From Amazon to Zappos, online shopping is has become most people’s preferred method for buying products they need and do not need, along with items that we probably would not have encountered on a trip to the local Target, such as garden gnomes riding dogs.
Whatever you might be putting in your cart (we will not judge any reader that buys that gnome), you may be interested to know the role that artificial intelligence plays in the process of you going to Amazon and purchasing a pretty unique lawn ornament.
One of the biggest differences between online shopping and in-store is that online shopping is much more personalized for any given user. While the items you are interested in, and regularly buy, in a store like Target would be spread out according to the will of the store managers, Amazon employs algorithms that can track your purchases, searches, and clicks to predict which items you would be most interested in seeing.
You may be looking for a certain brand of raisin bran—you eat a box a week—when you log on to Amazon, and, what do you know, it is right there on the front page under your suggested items, without you having to search for it.
In the world of AI, most algorithms, which are the step-by-step instructions that guide an AI agent’s processing of data, are concerned with prediction. You might not realize it, but so many human tasks, and the solutions to those tasks, are primarily based in prediction, and suggesting products for customers certainly involves prediction.
The difference between a human retail worker trying to figure out what pair of headphones is the best fit for you, and an AI algorithm, is the amount of data that the algorithm has access to. The aggregate of your searches and clicks and purchases gives an algorithm a solid idea as to what your interests are, your possible budget, and other important data.
You may recognize personalization in product suggestions already, because that is probably the most obvious example to be found in the online retail experience. However, there are other, more subtle aspects of online retails’ personalization experience.

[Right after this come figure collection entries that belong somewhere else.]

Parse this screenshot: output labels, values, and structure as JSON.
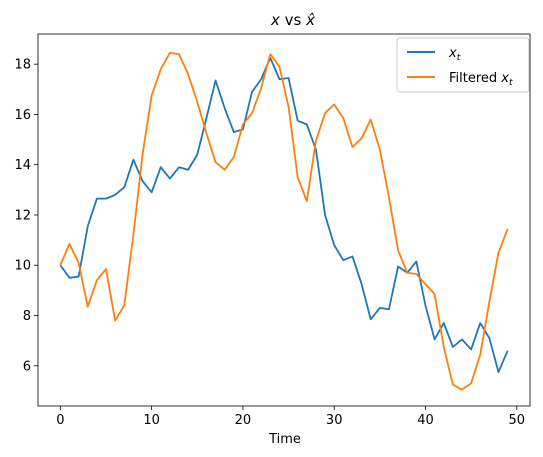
{
  "chart_data": {
    "type": "line",
    "title": "x vs x̂",
    "xlabel": "Time",
    "ylabel": "",
    "xlim": [
      -2.45,
      51.45
    ],
    "ylim": [
      4.4,
      19.2
    ],
    "xticks": [
      0,
      10,
      20,
      30,
      40,
      50
    ],
    "yticks": [
      6,
      8,
      10,
      12,
      14,
      16,
      18
    ],
    "grid": false,
    "legend_position": "top-right",
    "series": [
      {
        "name": "x_t",
        "color": "#1f77b4",
        "x": [
          0,
          1,
          2,
          3,
          4,
          5,
          6,
          7,
          8,
          9,
          10,
          11,
          12,
          13,
          14,
          15,
          16,
          17,
          18,
          19,
          20,
          21,
          22,
          23,
          24,
          25,
          26,
          27,
          28,
          29,
          30,
          31,
          32,
          33,
          34,
          35,
          36,
          37,
          38,
          39,
          40,
          41,
          42,
          43,
          44,
          45,
          46,
          47,
          48,
          49
        ],
        "values": [
          10.0,
          9.5,
          9.55,
          11.55,
          12.65,
          12.65,
          12.8,
          13.1,
          14.2,
          13.35,
          12.9,
          13.9,
          13.45,
          13.9,
          13.8,
          14.4,
          15.85,
          17.35,
          16.25,
          15.3,
          15.4,
          16.9,
          17.4,
          18.25,
          17.4,
          17.45,
          15.75,
          15.6,
          14.6,
          12.0,
          10.8,
          10.2,
          10.35,
          9.25,
          7.85,
          8.3,
          8.25,
          9.95,
          9.7,
          10.15,
          8.4,
          7.05,
          7.7,
          6.75,
          7.05,
          6.65,
          7.7,
          7.1,
          5.75,
          6.6
        ]
      },
      {
        "name": "Filtered x_t",
        "color": "#ff7f0e",
        "x": [
          0,
          1,
          2,
          3,
          4,
          5,
          6,
          7,
          8,
          9,
          10,
          11,
          12,
          13,
          14,
          15,
          16,
          17,
          18,
          19,
          20,
          21,
          22,
          23,
          24,
          25,
          26,
          27,
          28,
          29,
          30,
          31,
          32,
          33,
          34,
          35,
          36,
          37,
          38,
          39,
          40,
          41,
          42,
          43,
          44,
          45,
          46,
          47,
          48,
          49
        ],
        "values": [
          10.0,
          10.85,
          10.1,
          8.35,
          9.4,
          9.85,
          7.8,
          8.4,
          11.2,
          14.4,
          16.75,
          17.8,
          18.45,
          18.4,
          17.6,
          16.5,
          15.25,
          14.1,
          13.8,
          14.3,
          15.6,
          16.05,
          17.05,
          18.4,
          17.9,
          16.3,
          13.5,
          12.55,
          14.95,
          16.05,
          16.4,
          15.85,
          14.7,
          15.05,
          15.8,
          14.6,
          12.7,
          10.6,
          9.7,
          9.65,
          9.25,
          8.85,
          6.75,
          5.25,
          5.05,
          5.3,
          6.45,
          8.55,
          10.5,
          11.45
        ]
      }
    ]
  }
}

For instance, not everyone reads the same product descriptions. Rather, the texts that you have been observed by the algorithm to most likely respond to (products you add to your cart, or favorite/save for later, or buy), and tailor the product descriptions accordingly.

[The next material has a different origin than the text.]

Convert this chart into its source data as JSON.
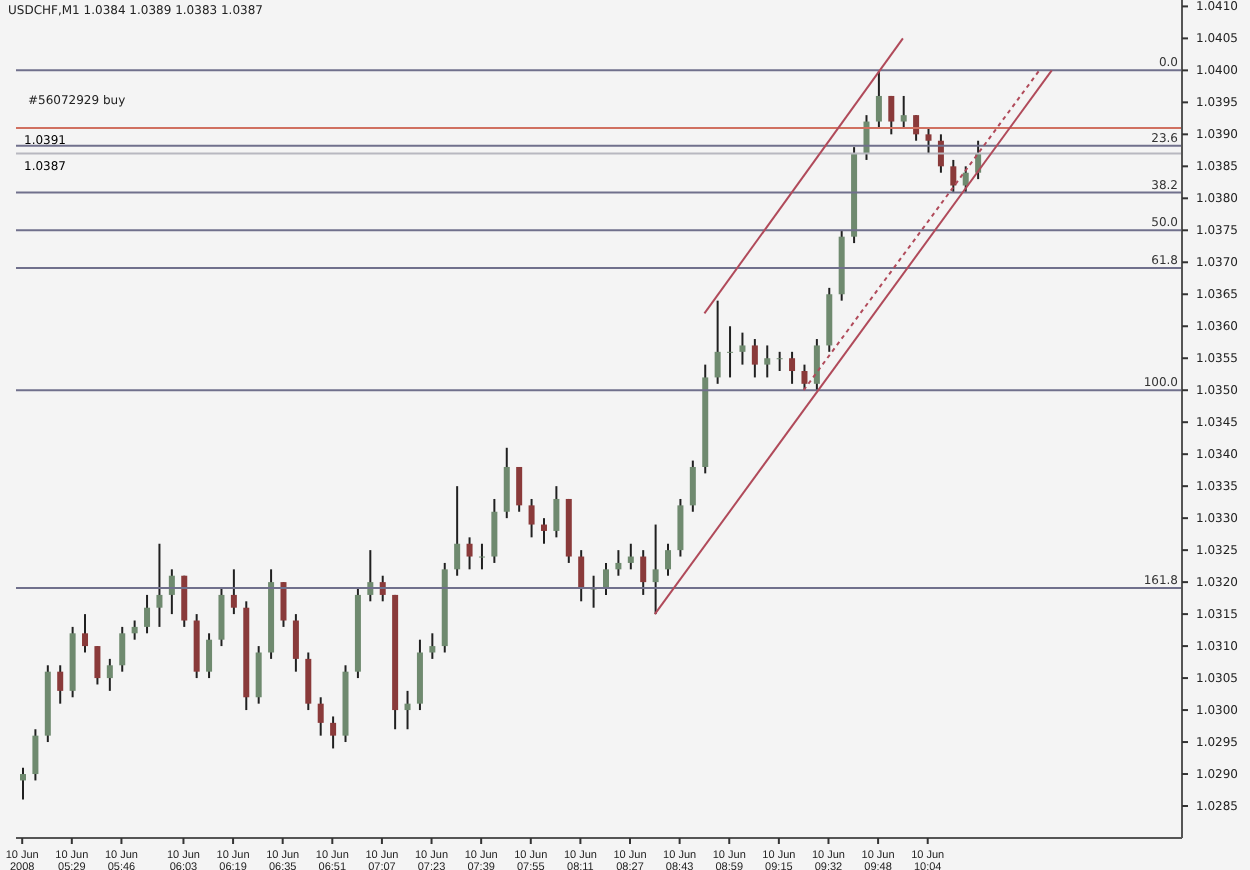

Emails from online retailers are not one-size-fits-all, but will often feature products you are likely to be interested in based on activity on that retailers’ site.
Natural Language Processing Technology
There are two major areas of online retail that involve natural language processing, which is a subfield of AI dedicated to teaching computers how to understand the complexities and ambiguities of natural languages like English.
Obviously, language plays a big part in online shopping, as your typical site does not just include images with prices that you one-click buy.
Natural language processing, or NLP, is used in many aspects of online shopping, but two are especially important, which are conversational computing and semantic search.
Conversational computing, like suggested searches, is one of the more obvious examples of AI in online retail, meaning that you have probably encountered a conversational computing platform before. You know those little chat boxes that are (typically) in the bottom right corner of a website, where you can ask questions about the company and its products or services? More often than not, that is a “chatbot” and not a human being,
These chatbots have been trained to recognize the most common questions, and the many forms that they may be asked in, and are able to answer these questions, or perform searches across the website to direct the customers to product pages they may be looking for.
Oftentimes, these chatbots perform the role that retail workers typically do in stores, which is to help curious customers find products based on vague criteria.
Semantic search, on the other hand, concerns what customers type in the search bar. A lot of AI agents with NLP tasks are trained to search for keywords in interactions with humans. Semantic search, on the other hand, is more ambitious, training search algorithms to understand the entire context of an entry, which is crucial for finding the appropriate products for customers.
If you search for a “$40 set of skateboard wheels,” then the search algorithm cannot just focus on one keyword in that search, but the entire phrase, so that it knows that the customer is searching, precisely, for a $40 set of skateboard wheels.
Hopefully, this article has enlightened you about the aspects of online retail that use AI. If you are a business of any size, you may want to implement these AI features into your own website, if you haven’t already, to improve customer experience and outreach.